Robert Kubica has admitted that he is disappointed by the start of his 2009 campaign, and is far from convinced that having tested at the Bahrain International Circuit will be of any advantage this weekend, but insists that rash decisions will not help anyone.

The Pole enjoyed a successful 2008 season, claiming a maiden grand prix win, and was expected to be a challenger for the title as BMW Sauber moved into the next phase of its Formula One development in 2009. However, regardless of whether the team is disadvantaged by not having the same sort of 'trick' diffuser as the likes of Brawn, Toyota and Williams, Kubica and team-mate Nick Heidfeld have struggled to match some of the teams ahead of them in the midfield, with only the German's surprise Malaysia podium on the scoreboard.

"It's a mix of reliability and performance - and a bit of bad luck as well," Kubica sighed, "Not an ideal start to the year, but that is how it is and we hope to get better soon. Bahrain will be difficult but, for sure, we hope for some points.

"We have a good memory from here - although we finished third [in 2008], it couldn't be better as we were right behind the two Ferraris, which were very strong here last year. Today's situation is a bit different for both of the teams, for us and for Ferrari. We are not as strong as we were, and this situation makes it more difficult for the coming weekend.

"We have been testing here, but I only drove one day because, on two days, I stopped because of the sand storm. It can be quite an advantage, a small advantage, but I am not expecting miracles just because we were strong here last year and we have been testing. I think the gap is similar to Ferrari - as we have seen in the last three races, we've been close together, sometimes in front, sometimes behind them, so I think the gap is very similar.

"Of course, it's difficult to predict what will happen in Formula One but we have seen today's situation is completely different to last year. There are new teams which are very strong, and there are big teams in the past which are now struggling. This is the reality. There is nothing to panic about. We have to keep working, keep improving and stay calm and everybody will be going in the same direction to get back on the track where we would like to be with our goals, with our targets, as a team, as a driver. The situation is not the best, it's not ideal but we have to take it step by step, move forward and try to catch the frontrunners."

Surprisingly, Kubica insisted that he did not feel too frustrated about continuing to run basically the same car that he had run well with in Australia - but then struggled with in Malaysia and China - while the likes of Renault and McLaren had managed to introduce significant updates in Shanghai.

"This is the reality," he shrugged "We didn't get any big upgrades until now and we will not get any here as well, just a few really small ones. Somehow, we have seen this last year, I'm pretty sure, so it's not really frustration, this is the situation.

"We are waiting for the Barcelona package, which will probably be a big step forward, but, as you know, everybody else is working as well. Everybody is expecting to move forward in Barcelona with their new aero packages, so we have to see how we will be compared to them in Barcelona."

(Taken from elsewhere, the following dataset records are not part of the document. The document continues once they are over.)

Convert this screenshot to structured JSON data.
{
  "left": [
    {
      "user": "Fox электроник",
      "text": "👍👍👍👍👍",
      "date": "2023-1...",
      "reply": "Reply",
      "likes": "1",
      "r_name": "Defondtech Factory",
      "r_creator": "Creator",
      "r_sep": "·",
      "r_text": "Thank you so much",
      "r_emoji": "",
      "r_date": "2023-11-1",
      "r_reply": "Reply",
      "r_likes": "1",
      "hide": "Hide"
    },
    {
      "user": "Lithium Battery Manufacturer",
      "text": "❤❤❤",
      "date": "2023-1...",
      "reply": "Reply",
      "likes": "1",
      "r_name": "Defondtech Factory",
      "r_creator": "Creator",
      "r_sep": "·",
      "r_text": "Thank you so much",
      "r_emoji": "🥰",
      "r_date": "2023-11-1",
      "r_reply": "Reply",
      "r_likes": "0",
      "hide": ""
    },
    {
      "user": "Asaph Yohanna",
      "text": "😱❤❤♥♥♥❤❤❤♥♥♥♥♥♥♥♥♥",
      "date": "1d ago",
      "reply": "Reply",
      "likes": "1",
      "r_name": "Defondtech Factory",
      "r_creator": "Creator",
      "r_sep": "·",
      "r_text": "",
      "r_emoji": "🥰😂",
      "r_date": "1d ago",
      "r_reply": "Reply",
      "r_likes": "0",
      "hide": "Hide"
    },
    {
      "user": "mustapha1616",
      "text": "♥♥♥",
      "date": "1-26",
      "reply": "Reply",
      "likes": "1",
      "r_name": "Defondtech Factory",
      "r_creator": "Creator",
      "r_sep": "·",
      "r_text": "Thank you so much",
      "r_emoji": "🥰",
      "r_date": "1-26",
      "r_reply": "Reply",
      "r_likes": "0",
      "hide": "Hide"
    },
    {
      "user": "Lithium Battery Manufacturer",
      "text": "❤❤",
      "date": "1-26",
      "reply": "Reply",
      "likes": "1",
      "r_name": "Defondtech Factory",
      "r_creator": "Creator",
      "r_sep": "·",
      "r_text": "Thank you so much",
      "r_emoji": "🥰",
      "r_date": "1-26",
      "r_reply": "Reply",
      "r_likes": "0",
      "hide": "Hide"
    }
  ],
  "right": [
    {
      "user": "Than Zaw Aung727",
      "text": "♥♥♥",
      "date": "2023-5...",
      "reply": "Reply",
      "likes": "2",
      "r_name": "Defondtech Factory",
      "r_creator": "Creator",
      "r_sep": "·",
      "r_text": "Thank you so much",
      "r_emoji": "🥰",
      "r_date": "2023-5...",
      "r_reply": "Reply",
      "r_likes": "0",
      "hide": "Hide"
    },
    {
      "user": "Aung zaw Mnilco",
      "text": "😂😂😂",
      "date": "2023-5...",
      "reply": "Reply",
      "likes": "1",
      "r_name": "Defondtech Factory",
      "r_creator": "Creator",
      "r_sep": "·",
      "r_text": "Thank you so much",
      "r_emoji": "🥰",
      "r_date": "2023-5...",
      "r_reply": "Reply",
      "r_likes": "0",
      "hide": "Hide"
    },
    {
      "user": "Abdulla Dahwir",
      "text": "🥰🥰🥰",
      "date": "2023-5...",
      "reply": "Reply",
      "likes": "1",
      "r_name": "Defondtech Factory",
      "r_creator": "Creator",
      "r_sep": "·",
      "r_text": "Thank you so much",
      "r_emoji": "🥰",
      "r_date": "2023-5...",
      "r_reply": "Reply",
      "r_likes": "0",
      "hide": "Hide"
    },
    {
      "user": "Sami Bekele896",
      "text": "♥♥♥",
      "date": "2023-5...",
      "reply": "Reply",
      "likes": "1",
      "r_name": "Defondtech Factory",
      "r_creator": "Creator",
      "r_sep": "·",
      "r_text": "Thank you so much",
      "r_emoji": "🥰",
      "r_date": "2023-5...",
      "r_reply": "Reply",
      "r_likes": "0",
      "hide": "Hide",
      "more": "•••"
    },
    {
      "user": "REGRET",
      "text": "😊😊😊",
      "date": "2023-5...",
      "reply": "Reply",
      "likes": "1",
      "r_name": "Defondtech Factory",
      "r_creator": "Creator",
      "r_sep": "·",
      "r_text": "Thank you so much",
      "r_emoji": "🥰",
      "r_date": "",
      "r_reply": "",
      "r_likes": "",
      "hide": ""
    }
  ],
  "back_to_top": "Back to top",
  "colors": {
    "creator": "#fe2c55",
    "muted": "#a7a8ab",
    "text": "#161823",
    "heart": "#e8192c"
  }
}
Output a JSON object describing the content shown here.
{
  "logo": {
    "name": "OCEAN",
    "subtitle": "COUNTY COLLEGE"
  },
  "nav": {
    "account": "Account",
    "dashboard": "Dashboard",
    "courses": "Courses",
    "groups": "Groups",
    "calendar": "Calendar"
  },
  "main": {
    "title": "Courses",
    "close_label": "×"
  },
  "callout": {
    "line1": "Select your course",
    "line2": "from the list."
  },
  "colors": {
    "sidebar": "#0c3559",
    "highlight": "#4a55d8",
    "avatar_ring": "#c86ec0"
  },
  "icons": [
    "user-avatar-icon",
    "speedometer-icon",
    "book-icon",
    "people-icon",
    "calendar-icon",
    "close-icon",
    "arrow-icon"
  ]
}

Kubica did confirm, however, that he would again be trying to make an advantage of running with the KERS system, even though his height and weight forced him to abandon the idea after running it early in the Chinese GP weekend.

"I will use KERS tomorrow, and the plan is to run it through all the weekend," he admitted, "If I felt it was an advantage in China, I would have used it the whole weekend but, as you know, I removed it. The result in China on Saturday was not what I was expecting, and it is quite difficult for myself to use it, but I hope, in Bahrain, I will face less problems with the balance and weight distribution issues.

"In our situation, it would be good to have days of testing, although you have to have something new to test otherwise it doesn't make sense. I think that it would be good, in our situation, to have a couple of days running at some track. All the people [in the team]are working one hundred per cent, they know what they're doing. It's more the time that's against us than anything else."